Anthony believed her daughter was OK until her body was found
"During the 31 days, I genuinely believed that Caylee was still alive. My father kept telling me that Caylee was still OK," she recounted in the new docuseries. "There were no threats, I just knew that I had to do what he wanted me to, the same reason I knew that since the time I was 8 years old. Just do what he wants, it worked before, do it now. I did what I needed to do to survive."
She added that her father would tell her Caylee was "fine" and to just "keep doing what I'm telling you to do ... You guys will be reunited soon. That's what sticks with me - he told me at one point we would be reunited soon."
Anthony said that she was "conditioned" by her father and wanted to believe her daughter was alive.
"I really wanted to believe him, and maybe that's the disassociation. Maybe that's trying to protect myself from the pain of having known deep down, all along, that something happened and I didn't want to confront it," she said. "I wish it were a simple answer and a simple explanation but nothing about trauma or abuse is ever simple because you're just trying to survive.
"That whole time he told me she was going to be OK. It's what I chose to accept, because there was that little girl inside of me that wanted to believe he wouldn't hurt her the way he hurt me."
Anthony says she still doesn't know 'what the truth is'
Anthony never outright said in the new Peacock series what she thinks happened that morning and directly says that she doesn't "know what the truth is."
"It's why all of this is so hard. I live with that guilt of feeling like I failed her and didn't keep her safe and protect her. I've always wanted the truth because I've lived so long without it," she said. "But I don't know if I can handle all of it. I don't know if it would be better to know or just keep not knowing. Because I don't know what the truth is. All I know is that something happened."

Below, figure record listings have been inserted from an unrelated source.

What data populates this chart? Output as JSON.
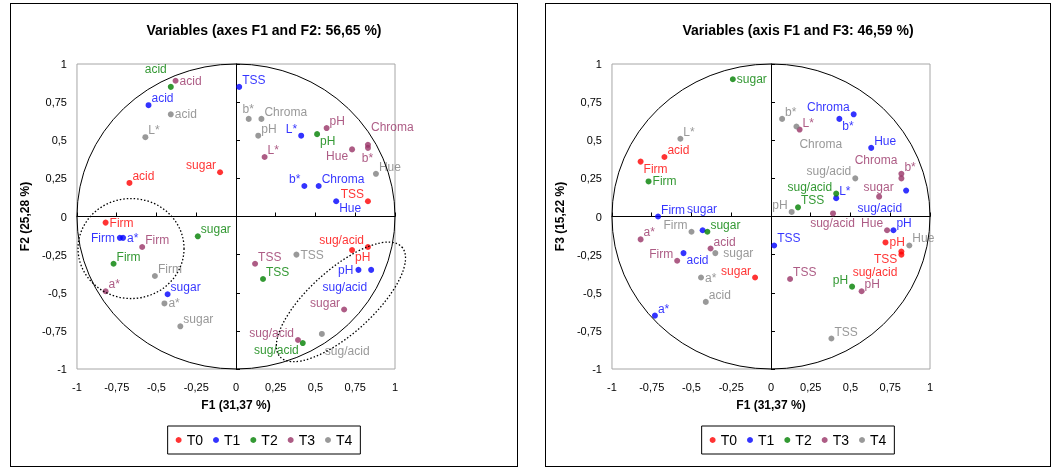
{
  "chart_data": [
    {
      "type": "scatter",
      "title": "Variables (axes F1 and F2: 56,65 %)",
      "xlabel": "F1 (31,37 %)",
      "ylabel": "F2 (25,28 %)",
      "xlim": [
        -1,
        1
      ],
      "ylim": [
        -1,
        1
      ],
      "xticks": [
        -1,
        {
          "value": -0.75,
          "label": "-0,75"
        },
        {
          "value": -0.5,
          "label": "-0,5"
        },
        {
          "value": -0.25,
          "label": "-0,25"
        },
        0,
        {
          "value": 0.25,
          "label": "0,25"
        },
        {
          "value": 0.5,
          "label": "0,5"
        },
        {
          "value": 0.75,
          "label": "0,75"
        },
        1
      ],
      "yticks": [
        -1,
        {
          "value": -0.75,
          "label": "-0,75"
        },
        {
          "value": -0.5,
          "label": "-0,5"
        },
        {
          "value": -0.25,
          "label": "-0,25"
        },
        0,
        {
          "value": 0.25,
          "label": "0,25"
        },
        {
          "value": 0.5,
          "label": "0,5"
        },
        {
          "value": 0.75,
          "label": "0,75"
        },
        1
      ],
      "legend": "bottom",
      "marker": "circle",
      "series": [
        {
          "name": "T0",
          "color": "#ff0000",
          "x": [
            -0.67,
            -0.1,
            0.83,
            -0.82,
            0.73,
            0.83
          ],
          "values": [
            0.22,
            0.29,
            0.1,
            -0.04,
            -0.22,
            -0.2
          ],
          "value_labels": [
            "acid",
            "sugar",
            "TSS",
            "Firm",
            "pH",
            "sug/acid"
          ]
        },
        {
          "name": "T1",
          "color": "#0000ff",
          "x": [
            -0.55,
            0.02,
            0.41,
            0.43,
            0.52,
            0.63,
            -0.73,
            -0.71,
            -0.43,
            0.77,
            0.85
          ],
          "values": [
            0.73,
            0.85,
            0.53,
            0.2,
            0.2,
            0.1,
            -0.14,
            -0.14,
            -0.51,
            -0.35,
            -0.35
          ],
          "value_labels": [
            "acid",
            "TSS",
            "L*",
            "b*",
            "Chroma",
            "Hue",
            "Firm",
            "a*",
            "sugar",
            "pH",
            "sug/acid"
          ]
        },
        {
          "name": "T2",
          "color": "#008000",
          "x": [
            -0.41,
            0.51,
            -0.24,
            -0.77,
            0.17,
            0.42
          ],
          "values": [
            0.85,
            0.54,
            -0.13,
            -0.31,
            -0.41,
            -0.83
          ],
          "value_labels": [
            "acid",
            "pH",
            "sugar",
            "Firm",
            "TSS",
            "sug/acid"
          ]
        },
        {
          "name": "T3",
          "color": "#993366",
          "x": [
            -0.38,
            0.57,
            0.83,
            0.83,
            0.73,
            0.18,
            -0.59,
            -0.82,
            0.12,
            0.68,
            0.39
          ],
          "values": [
            0.89,
            0.58,
            0.47,
            0.45,
            0.44,
            0.39,
            -0.2,
            -0.49,
            -0.31,
            -0.61,
            -0.81
          ],
          "value_labels": [
            "acid",
            "pH",
            "Chroma",
            "b*",
            "Hue",
            "L*",
            "Firm",
            "a*",
            "TSS",
            "sugar",
            "sug/acid"
          ]
        },
        {
          "name": "T4",
          "color": "#808080",
          "x": [
            -0.41,
            -0.57,
            0.08,
            0.16,
            0.14,
            0.88,
            -0.51,
            -0.45,
            -0.35,
            0.38,
            0.54
          ],
          "values": [
            0.67,
            0.52,
            0.64,
            0.64,
            0.53,
            0.28,
            -0.39,
            -0.57,
            -0.72,
            -0.25,
            -0.77
          ],
          "value_labels": [
            "acid",
            "L*",
            "b*",
            "Chroma",
            "pH",
            "Hue",
            "Firm",
            "a*",
            "sugar",
            "TSS",
            "sug/acid"
          ]
        }
      ]
    },
    {
      "type": "scatter",
      "title": "Variables (axis F1 and F3: 46,59 %)",
      "xlabel": "F1 (31,37 %)",
      "ylabel": "F3 (15,22 %)",
      "xlim": [
        -1,
        1
      ],
      "ylim": [
        -1,
        1
      ],
      "xticks": [
        -1,
        {
          "value": -0.75,
          "label": "-0,75"
        },
        {
          "value": -0.5,
          "label": "-0,5"
        },
        {
          "value": -0.25,
          "label": "-0,25"
        },
        0,
        {
          "value": 0.25,
          "label": "0,25"
        },
        {
          "value": 0.5,
          "label": "0,5"
        },
        {
          "value": 0.75,
          "label": "0,75"
        },
        1
      ],
      "yticks": [
        -1,
        {
          "value": -0.75,
          "label": "-0,75"
        },
        {
          "value": -0.5,
          "label": "-0,5"
        },
        {
          "value": -0.25,
          "label": "-0,25"
        },
        0,
        {
          "value": 0.25,
          "label": "0,25"
        },
        {
          "value": 0.5,
          "label": "0,5"
        },
        {
          "value": 0.75,
          "label": "0,75"
        },
        1
      ],
      "legend": "bottom",
      "marker": "circle",
      "series": [
        {
          "name": "T0",
          "color": "#ff0000",
          "x": [
            -0.82,
            -0.67,
            -0.1,
            0.72,
            0.82,
            0.82
          ],
          "values": [
            0.36,
            0.39,
            -0.4,
            -0.17,
            -0.23,
            -0.25
          ],
          "value_labels": [
            "Firm",
            "acid",
            "sugar",
            "pH",
            "TSS",
            "sug/acid"
          ]
        },
        {
          "name": "T1",
          "color": "#0000ff",
          "x": [
            0.43,
            0.52,
            0.63,
            0.41,
            0.85,
            -0.71,
            -0.43,
            -0.55,
            -0.73,
            0.02,
            0.77
          ],
          "values": [
            0.64,
            0.67,
            0.45,
            0.12,
            0.17,
            0,
            -0.09,
            -0.24,
            -0.65,
            -0.19,
            -0.09
          ],
          "value_labels": [
            "b*",
            "Chroma",
            "Hue",
            "L*",
            "sug/acid",
            "Firm",
            "sugar",
            "acid",
            "a*",
            "TSS",
            "pH"
          ]
        },
        {
          "name": "T2",
          "color": "#008000",
          "x": [
            -0.24,
            -0.77,
            0.41,
            0.17,
            -0.4,
            0.51
          ],
          "values": [
            0.9,
            0.23,
            0.15,
            0.06,
            -0.1,
            -0.46
          ],
          "value_labels": [
            "sugar",
            "Firm",
            "sug/acid",
            "TSS",
            "sugar",
            "pH"
          ]
        },
        {
          "name": "T3",
          "color": "#993366",
          "x": [
            0.18,
            0.82,
            0.82,
            0.68,
            0.39,
            -0.82,
            -0.38,
            -0.59,
            0.12,
            0.57,
            0.73
          ],
          "values": [
            0.57,
            0.28,
            0.25,
            0.13,
            0.02,
            -0.15,
            -0.21,
            -0.29,
            -0.41,
            -0.49,
            -0.09
          ],
          "value_labels": [
            "L*",
            "b*",
            "Chroma",
            "sugar",
            "sug/acid",
            "a*",
            "acid",
            "Firm",
            "TSS",
            "pH",
            "Hue"
          ]
        },
        {
          "name": "T4",
          "color": "#808080",
          "x": [
            -0.57,
            0.07,
            0.16,
            0.53,
            0.13,
            -0.5,
            -0.35,
            -0.44,
            -0.41,
            0.38,
            0.87
          ],
          "values": [
            0.51,
            0.64,
            0.59,
            0.25,
            0.03,
            -0.1,
            -0.24,
            -0.4,
            -0.56,
            -0.8,
            -0.19
          ],
          "value_labels": [
            "L*",
            "b*",
            "Chroma",
            "sug/acid",
            "pH",
            "Firm",
            "sugar",
            "a*",
            "acid",
            "TSS",
            "Hue"
          ]
        }
      ]
    }
  ]
}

In the years since her trial, Anthony has been working for her defense lawyer, Pat McKenna. She also said in the docuseries that she lived at his home with his family following her trial as she got back on her feet.
She said she will always wonder what could have been if she handled her daughter's death differently.
"It's a hard thing to live with everyday, because nothing's going to bring her back," she said, emotional. "Even if I someday get the answers that I need, it's never going to be enough. It's never going to be enough."